What harm could it do? The case isn’t just about a rape victim, he says. It’s “about how our elected law enforcement officials do their job” (no doubt the victim would consider it just peachy if MercuryNews published a play-by-play of her rape, but alas, Herhold can’t ask her to confirm; she’s already moved away to escape the horror and humiliation). And besides, he says, who’s to say there isn’t a “problem with the credibility of the victim herself?” Everybody knows that 17-year-old girls constantly rush around to hospitals and make shit up about how they were gang-raped by baseball teams.

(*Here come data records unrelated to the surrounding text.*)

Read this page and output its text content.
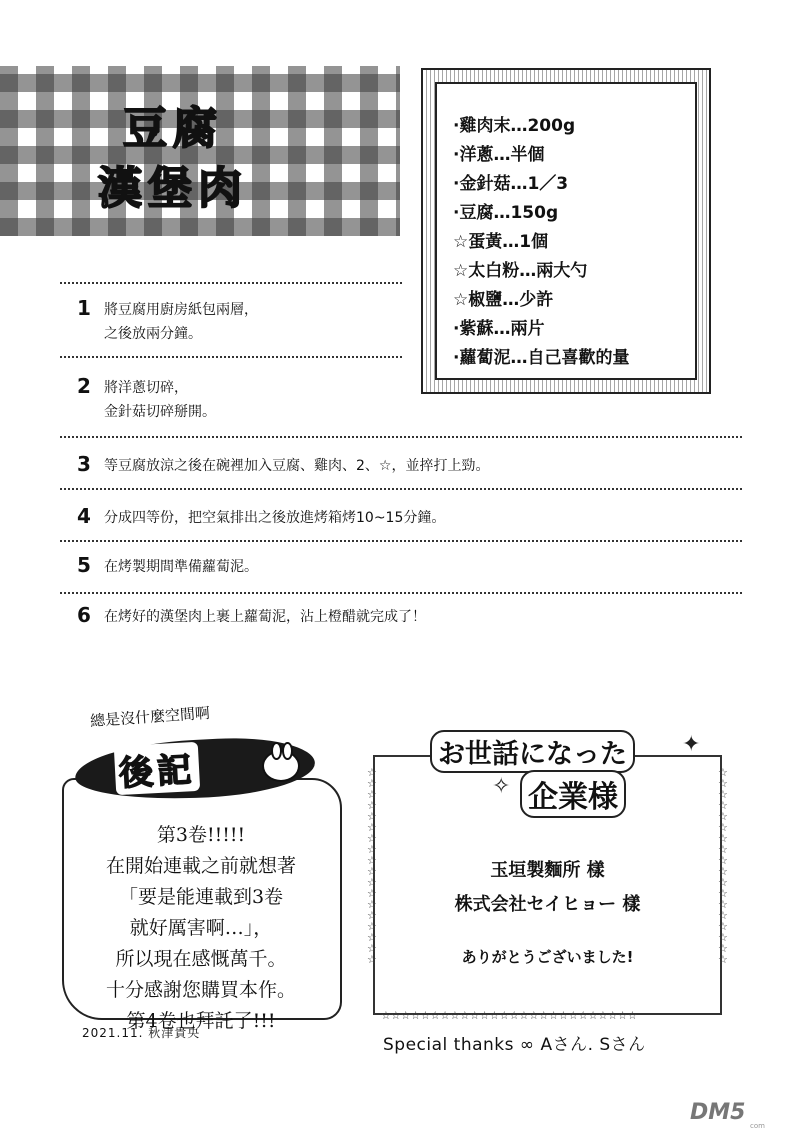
豆腐
漢堡肉
·雞肉末…200g
·洋蔥…半個
·金針菇…1／3
·豆腐…150g
☆蛋黃…1個
☆太白粉…兩大勺
☆椒鹽…少許
·紫蘇…兩片
·蘿蔔泥…自己喜歡的量
1 將豆腐用廚房紙包兩層，
之後放兩分鐘。
2 將洋蔥切碎，
金針菇切碎掰開。
3 等豆腐放涼之後在碗裡加入豆腐、雞肉、2、☆，並捽打上勁。
4 分成四等份，把空氣排出之後放進烤箱烤10~15分鐘。
5 在烤製期間準備蘿蔔泥。
6 在烤好的漢堡肉上裹上蘿蔔泥，沾上橙醋就完成了！
總是沒什麼空間啊
後記
第3卷!!!!!
在開始連載之前就想著
「要是能連載到3卷
就好厲害啊…」，
所以現在感慨萬千。
十分感謝您購買本作。
第4卷也拜託了!!!
2021.11. 秋津貴央
☆☆☆☆☆☆☆☆☆☆☆☆☆☆☆☆☆☆
☆☆☆☆☆☆☆☆☆☆☆☆☆☆☆☆☆☆
☆☆☆☆☆☆☆☆☆☆☆☆☆☆☆☆☆☆☆☆☆☆☆☆☆☆
お世話になった	✦
✧ 企業様
玉垣製麵所 樣
株式会社セイヒョー 樣
ありがとうございました!
Special thanks ∞ Aさん. Sさん
DM5
com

May 22: “Santa Clara County Sheriff Laurie Smith said Tuesday she believes that ‘individuals got away with sexual assault’ at a party attended by members of the De Anza College baseball team, and that ‘at some point, someone needs to speak up for the victim.'” Well, duh.
May 23: This MercuryNews report characterizes the victim as “the girl” and her rape as a “controversy.” Also, readers who are anxious with concern for DA Dolores Carr’s conscience can rest easy. Quoth Carr, “I’m at peace with my decision.”
And once again, the right of mobs of drunken male athletes to relieve their incontinence in semi-conscious teen receptacles has been upheld by law enforcement. This sickening and egregious miscarriage of justice, my young onions, is precisely what the Twisty Consent? Schmonsent! Protocol would address.